Meditation: Thinking Outside the Box
Sea People who See Better. Dr. Dennis Charney, dean of the Mt. Sinai School of Medicine, explains how the brain is incredibly adaptable. He cites the fascinating sea-faring Austroasians known as the Moken who have developed an amazing ability. You see, the Moken can see twice as well under the sea than you or I–a result of the brain’s ability to change to meet the needs of the body.
According to Dr. Charney:
The Sea Gypsies, or Moken, are a seafaring people who spend a great deal of their time in boats off the coast of Myanmar and Thailand, have unusual underwater vision — twice as good as Europeans. This has enabled Mokens to gather shellfish at great depths without the aid of scuba gear. How do the Moken do this? They constrict their pupils by 22 percent. How do they learn to do this? Is it genetic? Neuroscientists argue that anyone can learn this trick. Simply put, the brain orders the body to adapt to suit its needs.

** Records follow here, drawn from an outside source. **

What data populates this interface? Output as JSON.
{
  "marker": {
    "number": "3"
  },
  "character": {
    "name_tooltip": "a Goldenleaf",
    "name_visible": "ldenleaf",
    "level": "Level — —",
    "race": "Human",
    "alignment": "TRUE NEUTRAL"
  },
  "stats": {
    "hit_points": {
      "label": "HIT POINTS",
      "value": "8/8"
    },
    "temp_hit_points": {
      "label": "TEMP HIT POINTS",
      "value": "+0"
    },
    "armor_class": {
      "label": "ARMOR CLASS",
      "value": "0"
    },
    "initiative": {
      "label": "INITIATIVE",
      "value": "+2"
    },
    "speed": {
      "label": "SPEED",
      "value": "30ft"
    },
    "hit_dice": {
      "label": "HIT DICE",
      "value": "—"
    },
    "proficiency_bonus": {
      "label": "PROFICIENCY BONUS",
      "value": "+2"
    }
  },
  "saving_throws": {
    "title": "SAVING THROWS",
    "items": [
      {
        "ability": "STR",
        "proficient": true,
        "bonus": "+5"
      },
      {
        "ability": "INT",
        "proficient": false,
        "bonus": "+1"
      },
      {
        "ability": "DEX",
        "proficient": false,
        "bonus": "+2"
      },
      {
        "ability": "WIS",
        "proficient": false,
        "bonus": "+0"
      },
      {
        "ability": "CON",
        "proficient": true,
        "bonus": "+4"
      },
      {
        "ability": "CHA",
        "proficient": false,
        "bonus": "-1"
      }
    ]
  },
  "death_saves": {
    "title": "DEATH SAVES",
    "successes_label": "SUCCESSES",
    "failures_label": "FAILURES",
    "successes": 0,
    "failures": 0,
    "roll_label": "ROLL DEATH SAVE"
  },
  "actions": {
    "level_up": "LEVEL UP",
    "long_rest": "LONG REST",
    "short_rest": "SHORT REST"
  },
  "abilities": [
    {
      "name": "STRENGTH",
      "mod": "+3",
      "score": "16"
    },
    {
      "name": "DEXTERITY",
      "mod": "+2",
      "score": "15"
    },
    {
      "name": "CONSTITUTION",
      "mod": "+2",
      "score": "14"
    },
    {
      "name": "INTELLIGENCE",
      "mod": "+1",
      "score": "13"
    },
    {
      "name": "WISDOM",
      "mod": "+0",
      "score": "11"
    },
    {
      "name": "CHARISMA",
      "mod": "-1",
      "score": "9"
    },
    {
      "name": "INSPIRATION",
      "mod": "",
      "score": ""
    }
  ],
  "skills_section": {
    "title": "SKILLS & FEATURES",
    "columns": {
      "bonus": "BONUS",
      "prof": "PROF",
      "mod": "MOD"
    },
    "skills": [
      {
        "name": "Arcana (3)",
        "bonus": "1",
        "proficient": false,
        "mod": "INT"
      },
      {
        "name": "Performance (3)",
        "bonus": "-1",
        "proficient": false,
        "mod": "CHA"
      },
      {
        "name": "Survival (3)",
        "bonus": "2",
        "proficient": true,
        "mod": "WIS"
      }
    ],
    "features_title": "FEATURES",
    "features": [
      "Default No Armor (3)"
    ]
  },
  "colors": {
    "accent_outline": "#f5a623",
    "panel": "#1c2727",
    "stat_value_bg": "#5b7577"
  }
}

Dr. Hanson’s Take. If the brain can enable people to adapt their pupils to the ocean water, what else can it do? According to Dr. Rick Hanson, for people who meditate, it can stave off neural decay:
“research has … shown that it’s possible to slow the loss of our brain cells. Normally, we lose about 10,000 brain cells a day. That may sound horrible, but we were born with 1.1 trillion. We also have several thousand born each day, mainly in the hippocampus, in what’s called neurogenesis. So losing 10,000 a day isn’t that big a deal, but the net bottom line is that a typical 80 year old will have lost about 4 percent of his or her brain mass—it’s called “cortical thinning with aging.” It’s a normal process.
But in one study, researchers compared meditators and non-meditators. In the graph to the left, the meditators are the blue circles and the non-meditators are the red squares, comparing people of the same age. The non-meditators experienced normal cortical thinning in those two brain regions I mentioned above, along with a third, the somatosensory cortex.
However, the people who routinely meditated and “worked” their brain did not experience cortical thinning in those regions.”